I looked at the Rogoff submission out of curiosity. It is clear that currencies of Canada, Australia and other commodity producers are strong CORRELATED with commodity prices over the most recent 5-year period, but it is less clear in general whether one leads the other or whether the changes are more or less simultaneous. That they are correlated is not surprising given the importance of commodity exports to these countries. Correlation alone does not provide forecasting ability.
The authors claim (without providing the details of their specific evidence) that currency changes LEAD commodity price changes. However, when I look at their figure 2 it looks to me like quite a bit of the time commodity price changes LEAD currency changes (i.e. the change in commodities comes BEFORE the change in FX rates). To get a useful signal, the lead has to be consistent. If FX led commodities 55% of the time in the past (perhaps enough to “validate” their model), how do we know it will be different from 50/50 in the future?
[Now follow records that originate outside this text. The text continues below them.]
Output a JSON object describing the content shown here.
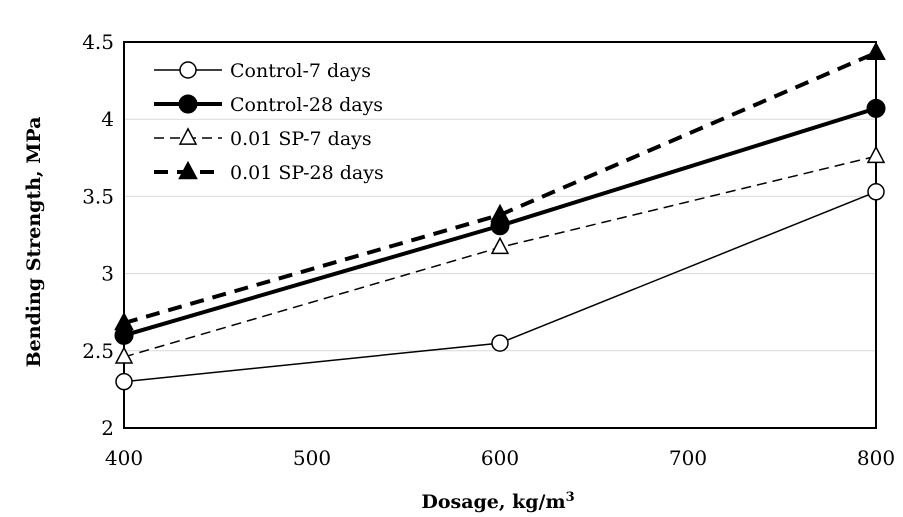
{
  "chart_data": {
    "type": "line",
    "xlabel_main": "Dosage, kg/m",
    "xlabel_sup": "3",
    "ylabel": "Bending Strength, MPa",
    "x": [
      400,
      600,
      800
    ],
    "xlim": [
      400,
      800
    ],
    "ylim": [
      2,
      4.5
    ],
    "xticks": [
      400,
      500,
      600,
      700,
      800
    ],
    "yticks": [
      2,
      2.5,
      3,
      3.5,
      4,
      4.5
    ],
    "xtick_labels": [
      "400",
      "500",
      "600",
      "700",
      "800"
    ],
    "ytick_labels": [
      "2",
      "2.5",
      "3",
      "3.5",
      "4",
      "4.5"
    ],
    "grid": "horizontal",
    "legend_position": "top-left",
    "series": [
      {
        "name": "Control-7 days",
        "values": [
          2.3,
          2.55,
          3.53
        ],
        "marker": "circle-open",
        "line": "solid-thin",
        "color": "#000000"
      },
      {
        "name": "Control-28 days",
        "values": [
          2.6,
          3.31,
          4.07
        ],
        "marker": "circle-filled",
        "line": "solid-thick",
        "color": "#000000"
      },
      {
        "name": "0.01 SP-7 days",
        "values": [
          2.46,
          3.17,
          3.76
        ],
        "marker": "triangle-open",
        "line": "dashed-thin",
        "color": "#000000"
      },
      {
        "name": "0.01 SP-28 days",
        "values": [
          2.68,
          3.38,
          4.43
        ],
        "marker": "triangle-filled",
        "line": "dashed-thick",
        "color": "#000000"
      }
    ]
  }
}
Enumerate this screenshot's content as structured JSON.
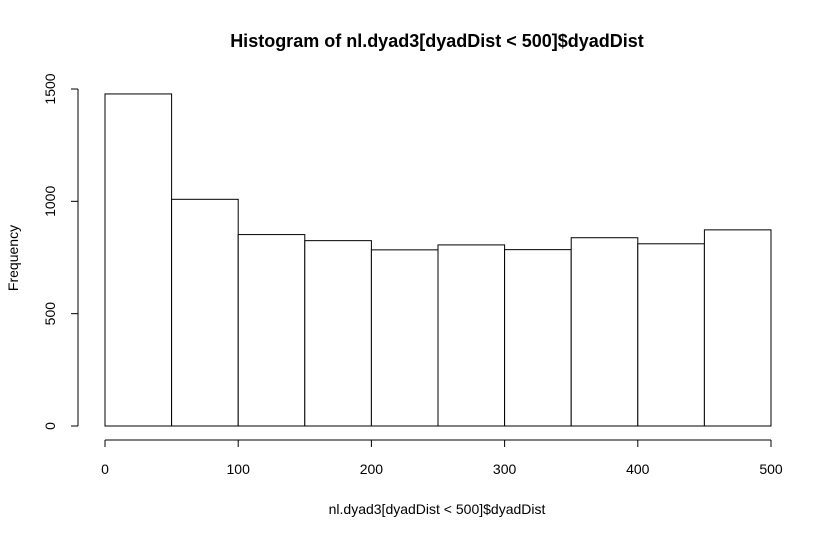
{
  "chart_data": {
    "type": "bar",
    "title": "Histogram of nl.dyad3[dyadDist < 500]$dyadDist",
    "xlabel": "nl.dyad3[dyadDist < 500]$dyadDist",
    "ylabel": "Frequency",
    "bins": [
      {
        "start": 0,
        "end": 50,
        "count": 1478
      },
      {
        "start": 50,
        "end": 100,
        "count": 1009
      },
      {
        "start": 100,
        "end": 150,
        "count": 852
      },
      {
        "start": 150,
        "end": 200,
        "count": 825
      },
      {
        "start": 200,
        "end": 250,
        "count": 784
      },
      {
        "start": 250,
        "end": 300,
        "count": 806
      },
      {
        "start": 300,
        "end": 350,
        "count": 785
      },
      {
        "start": 350,
        "end": 400,
        "count": 838
      },
      {
        "start": 400,
        "end": 450,
        "count": 811
      },
      {
        "start": 450,
        "end": 500,
        "count": 873
      }
    ],
    "xlim": [
      0,
      500
    ],
    "ylim": [
      0,
      1500
    ],
    "xticks": [
      0,
      100,
      200,
      300,
      400,
      500
    ],
    "yticks": [
      0,
      500,
      1000,
      1500
    ],
    "grid": false,
    "bar_fill": "#ffffff",
    "bar_stroke": "#000000"
  }
}
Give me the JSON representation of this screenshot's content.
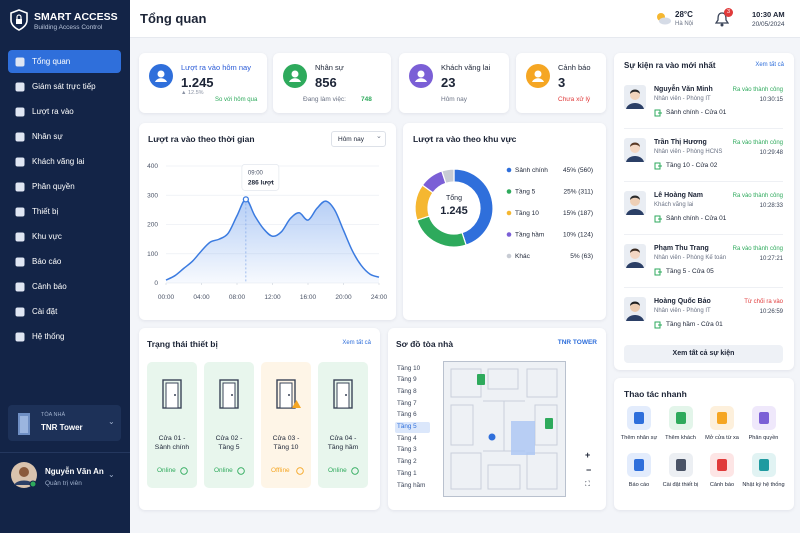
{
  "sidebar": {
    "brand": "SMART ACCESS",
    "tagline": "Building Access Control",
    "menu": [
      "Tổng quan",
      "Giám sát trực tiếp",
      "Lượt ra vào",
      "Nhân sự",
      "Khách vãng lai",
      "Phân quyền",
      "Thiết bị",
      "Khu vực",
      "Báo cáo",
      "Cảnh báo",
      "Cài đặt",
      "Hệ thống"
    ],
    "building_label": "TÒA NHÀ",
    "building": "TNR Tower",
    "user": {
      "name": "Nguyễn Văn An",
      "role": "Quản trị viên"
    }
  },
  "header": {
    "title": "Tổng quan",
    "temperature": "28°C",
    "city": "Hà Nội",
    "notifications": "3",
    "time": "10:30 AM",
    "date": "20/05/2024"
  },
  "stats": [
    {
      "label": "Lượt ra vào hôm nay",
      "value": "1.245",
      "delta": "▲ 12.5%",
      "note": "So với hôm qua"
    },
    {
      "label": "Nhân sự",
      "value": "856",
      "note": "Đang làm việc:",
      "note_value": "748"
    },
    {
      "label": "Khách vãng lai",
      "value": "23",
      "note": "Hôm nay"
    },
    {
      "label": "Cảnh báo",
      "value": "3",
      "note": "Chưa xử lý"
    }
  ],
  "chart_data": [
    {
      "type": "line",
      "title": "Lượt ra vào theo thời gian",
      "filter": "Hôm nay",
      "x": [
        0,
        1,
        2,
        3,
        4,
        5,
        6,
        7,
        8,
        9,
        10,
        11,
        12,
        13,
        14,
        15,
        16,
        17,
        18,
        19,
        20,
        21,
        22,
        23,
        24
      ],
      "series": [
        {
          "color": "#3b7be0",
          "values": [
            10,
            25,
            50,
            75,
            110,
            140,
            150,
            170,
            230,
            286,
            230,
            185,
            160,
            175,
            220,
            240,
            215,
            255,
            280,
            250,
            180,
            110,
            60,
            30,
            20
          ]
        }
      ],
      "xlim": [
        0,
        24
      ],
      "xticks": [
        {
          "value": 0,
          "label": "00:00"
        },
        {
          "value": 4,
          "label": "04:00"
        },
        {
          "value": 8,
          "label": "08:00"
        },
        {
          "value": 12,
          "label": "12:00"
        },
        {
          "value": 16,
          "label": "16:00"
        },
        {
          "value": 20,
          "label": "20:00"
        },
        {
          "value": 24,
          "label": "24:00"
        }
      ],
      "ylim": [
        0,
        400
      ],
      "yticks": [
        0,
        100,
        200,
        300,
        400
      ],
      "grid": true,
      "annotation": {
        "x": 9,
        "title": "09:00",
        "text": "286 lượt"
      }
    },
    {
      "type": "pie",
      "title": "Lượt ra vào theo khu vực",
      "categories": [
        "Sảnh chính",
        "Tầng 5",
        "Tầng 10",
        "Tầng hầm",
        "Khác"
      ],
      "values": [
        560,
        311,
        187,
        124,
        63
      ],
      "value_labels": [
        "45% (560)",
        "25% (311)",
        "15% (187)",
        "10% (124)",
        "5% (63)"
      ],
      "colors": [
        "#2f6fdb",
        "#2eaa5c",
        "#f5b731",
        "#7b5fd6",
        "#c8ccd4"
      ],
      "center_label": "Tổng",
      "center_value": "1.245"
    }
  ],
  "events": {
    "title": "Sự kiện ra vào mới nhất",
    "link": "Xem tất cả",
    "button": "Xem tất cả sự kiện",
    "items": [
      {
        "name": "Nguyễn Văn Minh",
        "role": "Nhân viên - Phòng IT",
        "door": "Sảnh chính - Cửa 01",
        "status": "Ra vào thành công",
        "color": "#2eaa5c",
        "time": "10:30:15"
      },
      {
        "name": "Trần Thị Hương",
        "role": "Nhân viên - Phòng HCNS",
        "door": "Tầng 10 - Cửa 02",
        "status": "Ra vào thành công",
        "color": "#2eaa5c",
        "time": "10:29:48"
      },
      {
        "name": "Lê Hoàng Nam",
        "role": "Khách vãng lai",
        "door": "Sảnh chính - Cửa 01",
        "status": "Ra vào thành công",
        "color": "#2eaa5c",
        "time": "10:28:33"
      },
      {
        "name": "Phạm Thu Trang",
        "role": "Nhân viên - Phòng Kế toán",
        "door": "Tầng 5 - Cửa 05",
        "status": "Ra vào thành công",
        "color": "#2eaa5c",
        "time": "10:27:21"
      },
      {
        "name": "Hoàng Quốc Bảo",
        "role": "Nhân viên - Phòng IT",
        "door": "Tầng hầm - Cửa 01",
        "status": "Từ chối ra vào",
        "color": "#e03b3b",
        "time": "10:26:59"
      }
    ]
  },
  "devices": {
    "title": "Trạng thái thiết bị",
    "link": "Xem tất cả",
    "items": [
      {
        "name": "Cửa 01 - Sảnh chính",
        "status": "Online",
        "color": "#2eaa5c"
      },
      {
        "name": "Cửa 02 - Tầng 5",
        "status": "Online",
        "color": "#2eaa5c"
      },
      {
        "name": "Cửa 03 - Tầng 10",
        "status": "Offline",
        "color": "#f5a623"
      },
      {
        "name": "Cửa 04 - Tầng hầm",
        "status": "Online",
        "color": "#2eaa5c"
      }
    ]
  },
  "building_map": {
    "title": "Sơ đồ tòa nhà",
    "building": "TNR TOWER",
    "floors": [
      "Tầng 10",
      "Tầng 9",
      "Tầng 8",
      "Tầng 7",
      "Tầng 6",
      "Tầng 5",
      "Tầng 4",
      "Tầng 3",
      "Tầng 2",
      "Tầng 1",
      "Tầng hầm"
    ]
  },
  "quick_actions": {
    "title": "Thao tác nhanh",
    "items": [
      "Thêm nhân sự",
      "Thêm khách",
      "Mở cửa từ xa",
      "Phân quyền",
      "Báo cáo",
      "Cài đặt thiết bị",
      "Cảnh báo",
      "Nhật ký hệ thống"
    ]
  }
}
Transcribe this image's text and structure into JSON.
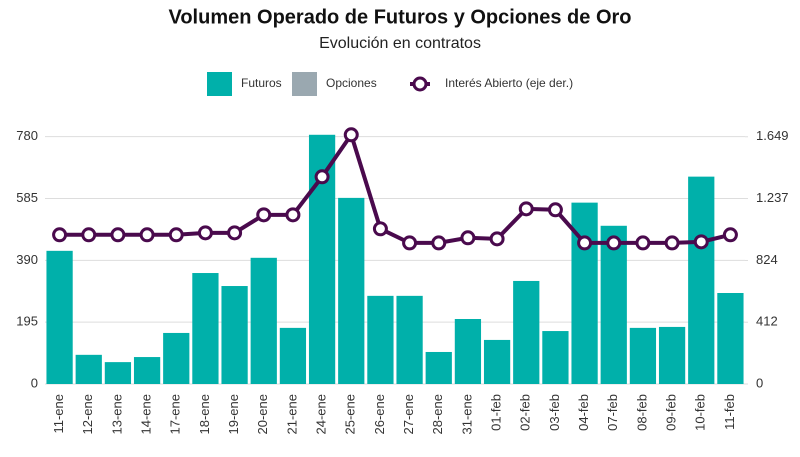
{
  "chart_data": {
    "type": "bar_line",
    "title": "Volumen Operado de Futuros y Opciones de Oro",
    "subtitle": "Evolución en contratos",
    "categories": [
      "11-ene",
      "12-ene",
      "13-ene",
      "14-ene",
      "17-ene",
      "18-ene",
      "19-ene",
      "20-ene",
      "21-ene",
      "24-ene",
      "25-ene",
      "26-ene",
      "27-ene",
      "28-ene",
      "31-ene",
      "01-feb",
      "02-feb",
      "03-feb",
      "04-feb",
      "07-feb",
      "08-feb",
      "09-feb",
      "10-feb",
      "11-feb"
    ],
    "series": [
      {
        "name": "Futuros",
        "color": "#00b0aa",
        "kind": "bar",
        "values": [
          420,
          92,
          69,
          85,
          161,
          350,
          309,
          398,
          177,
          786,
          587,
          278,
          278,
          101,
          205,
          139,
          325,
          167,
          572,
          499,
          177,
          180,
          654,
          287
        ]
      },
      {
        "name": "Opciones",
        "color": "#9aa8b0",
        "kind": "bar",
        "values": [
          0,
          0,
          0,
          0,
          0,
          0,
          0,
          0,
          0,
          0,
          0,
          0,
          0,
          0,
          0,
          0,
          0,
          0,
          0,
          0,
          0,
          0,
          0,
          0
        ]
      },
      {
        "name": "Interés Abierto (eje der.)",
        "color": "#4a0a4d",
        "kind": "line",
        "axis": "y2",
        "values": [
          995,
          995,
          995,
          995,
          995,
          1008,
          1008,
          1128,
          1128,
          1382,
          1662,
          1035,
          941,
          941,
          975,
          968,
          1168,
          1162,
          941,
          941,
          941,
          941,
          948,
          995
        ]
      }
    ],
    "ylim": [
      0,
      820
    ],
    "yticks": [
      0,
      195,
      390,
      585,
      780
    ],
    "y2lim": [
      0,
      1734
    ],
    "y2ticks": [
      0,
      412,
      824,
      {
        "value": 1237,
        "label": "1.237"
      },
      {
        "value": 1649,
        "label": "1.649"
      }
    ],
    "grid": true,
    "legend": "top"
  }
}
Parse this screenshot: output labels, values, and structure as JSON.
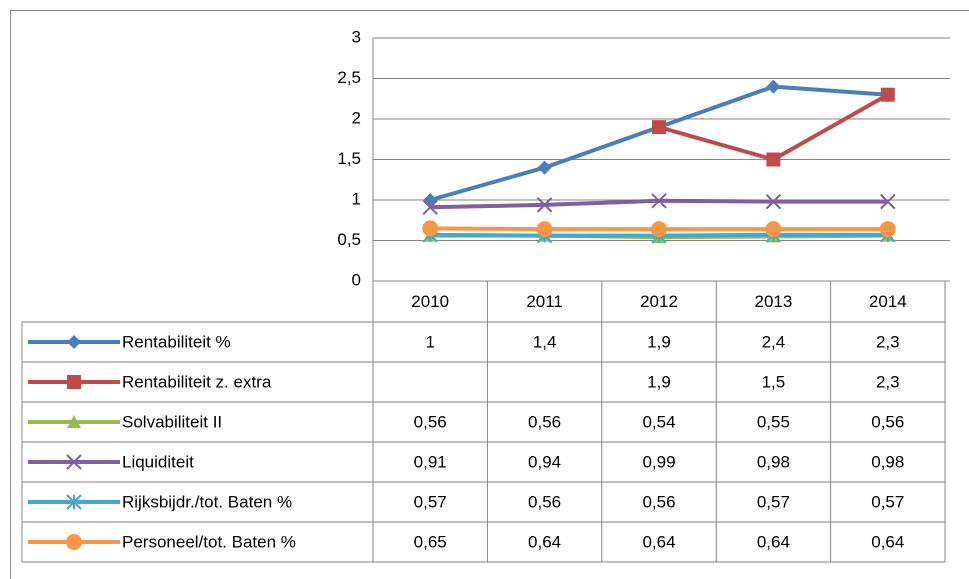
{
  "chart_data": {
    "type": "line",
    "categories": [
      "2010",
      "2011",
      "2012",
      "2013",
      "2014"
    ],
    "ylim": [
      0,
      3
    ],
    "yticks": [
      0,
      {
        "value": 0.5,
        "label": "0,5"
      },
      1,
      {
        "value": 1.5,
        "label": "1,5"
      },
      2,
      {
        "value": 2.5,
        "label": "2,5"
      },
      3
    ],
    "grid": true,
    "series": [
      {
        "name": "Rentabiliteit %",
        "color": "#4a7ebb",
        "marker": "diamond",
        "values": [
          1,
          1.4,
          1.9,
          2.4,
          2.3
        ],
        "value_labels": [
          "1",
          "1,4",
          "1,9",
          "2,4",
          "2,3"
        ]
      },
      {
        "name": "Rentabiliteit z. extra",
        "color": "#be4b48",
        "marker": "square",
        "values": [
          null,
          null,
          1.9,
          1.5,
          2.3
        ],
        "value_labels": [
          null,
          null,
          "1,9",
          "1,5",
          "2,3"
        ]
      },
      {
        "name": "Solvabiliteit II",
        "color": "#98b954",
        "marker": "triangle",
        "values": [
          0.56,
          0.56,
          0.54,
          0.55,
          0.56
        ],
        "value_labels": [
          "0,56",
          "0,56",
          "0,54",
          "0,55",
          "0,56"
        ]
      },
      {
        "name": "Liquiditeit",
        "color": "#7d60a0",
        "marker": "x",
        "values": [
          0.91,
          0.94,
          0.99,
          0.98,
          0.98
        ],
        "value_labels": [
          "0,91",
          "0,94",
          "0,99",
          "0,98",
          "0,98"
        ]
      },
      {
        "name": "Rijksbijdr./tot. Baten %",
        "color": "#46aac5",
        "marker": "star",
        "values": [
          0.57,
          0.56,
          0.56,
          0.57,
          0.57
        ],
        "value_labels": [
          "0,57",
          "0,56",
          "0,56",
          "0,57",
          "0,57"
        ]
      },
      {
        "name": "Personeel/tot. Baten %",
        "color": "#f79646",
        "marker": "circle",
        "values": [
          0.65,
          0.64,
          0.64,
          0.64,
          0.64
        ],
        "value_labels": [
          "0,65",
          "0,64",
          "0,64",
          "0,64",
          "0,64"
        ]
      }
    ]
  }
}
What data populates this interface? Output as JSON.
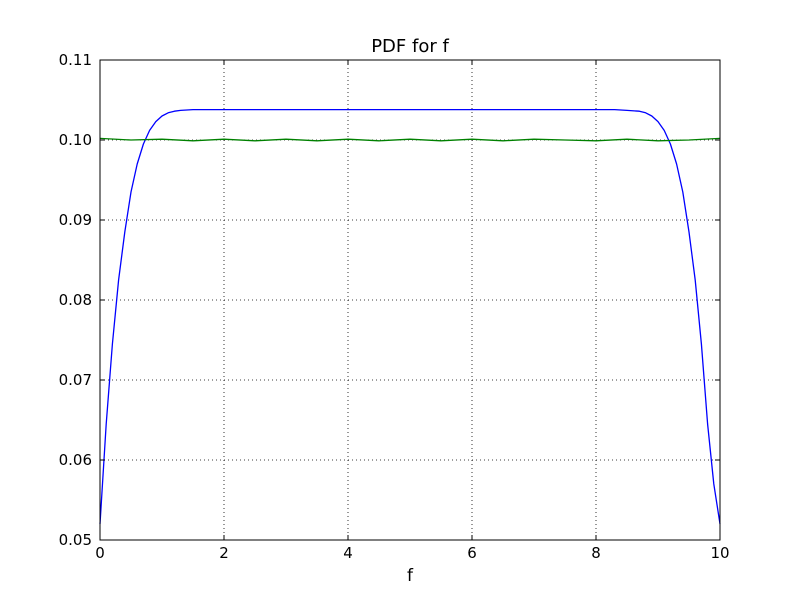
{
  "chart_data": {
    "type": "line",
    "title": "PDF for f",
    "xlabel": "f",
    "ylabel": "",
    "xlim": [
      0,
      10
    ],
    "ylim": [
      0.05,
      0.11
    ],
    "x_ticks": [
      "0",
      "2",
      "4",
      "6",
      "8",
      "10"
    ],
    "y_ticks": [
      "0.05",
      "0.06",
      "0.07",
      "0.08",
      "0.09",
      "0.10",
      "0.11"
    ],
    "grid": true,
    "series": [
      {
        "color": "#0000ff",
        "x": [
          0,
          0.1,
          0.2,
          0.3,
          0.4,
          0.5,
          0.6,
          0.7,
          0.8,
          0.9,
          1.0,
          1.1,
          1.2,
          1.3,
          1.5,
          1.7,
          2.0,
          3.0,
          4.0,
          5.0,
          6.0,
          7.0,
          8.0,
          8.3,
          8.5,
          8.7,
          8.8,
          8.9,
          9.0,
          9.1,
          9.2,
          9.3,
          9.4,
          9.5,
          9.6,
          9.7,
          9.8,
          9.9,
          10.0
        ],
        "y": [
          0.052,
          0.0645,
          0.0745,
          0.0825,
          0.0885,
          0.0935,
          0.097,
          0.0995,
          0.1012,
          0.1023,
          0.103,
          0.1034,
          0.1036,
          0.1037,
          0.1038,
          0.1038,
          0.1038,
          0.1038,
          0.1038,
          0.1038,
          0.1038,
          0.1038,
          0.1038,
          0.1038,
          0.1037,
          0.1036,
          0.1034,
          0.103,
          0.1023,
          0.1012,
          0.0995,
          0.097,
          0.0935,
          0.0885,
          0.0825,
          0.0745,
          0.0645,
          0.057,
          0.052
        ]
      },
      {
        "color": "#008000",
        "x": [
          0,
          0.5,
          1.0,
          1.5,
          2.0,
          2.5,
          3.0,
          3.5,
          4.0,
          4.5,
          5.0,
          5.5,
          6.0,
          6.5,
          7.0,
          7.5,
          8.0,
          8.5,
          9.0,
          9.5,
          10.0
        ],
        "y": [
          0.1002,
          0.1,
          0.1001,
          0.0999,
          0.1001,
          0.0999,
          0.1001,
          0.0999,
          0.1001,
          0.0999,
          0.1001,
          0.0999,
          0.1001,
          0.0999,
          0.1001,
          0.1,
          0.0999,
          0.1001,
          0.0999,
          0.1,
          0.1002
        ]
      }
    ]
  }
}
[This reminds me of the ice core data on global warming — there is an amazing correlation between CO2 and temperature BUT sometimes one leads the other and sometimes it is the reverse. As a trained scientist, I and many others in a quiet minority are not sure which is leading which in the current CO2/Temperature scenario. Al Gore got into trouble with British Courts who declared his movie An Inconvenient Truth to be political propaganda for, among other reasons, claiming that temperature led CO2 generation unequivocally.
The parallel with commodity prices / FX is perhaps important because in the global warming debate, IF CO2 leads temperature, the LAG TIME is quite important. Is it months, years, decades, centuries or millenia (there are decent arguments for the longer periods)? If more than a few years, then CO2 already released has not had its full effect on temperature yet so even immediate precipitous action would not prevent further short to medium term temperature rise already “baked in” at current CO2 levels. Likewise, if FX leads commodity prices, is it by minutes, days, weeks, months or quarters?]
For FX/commodities we have to ask the same questions and test leads and lags with a great deal of care before we can be conclusive about the historical forecasting ability of FX rates.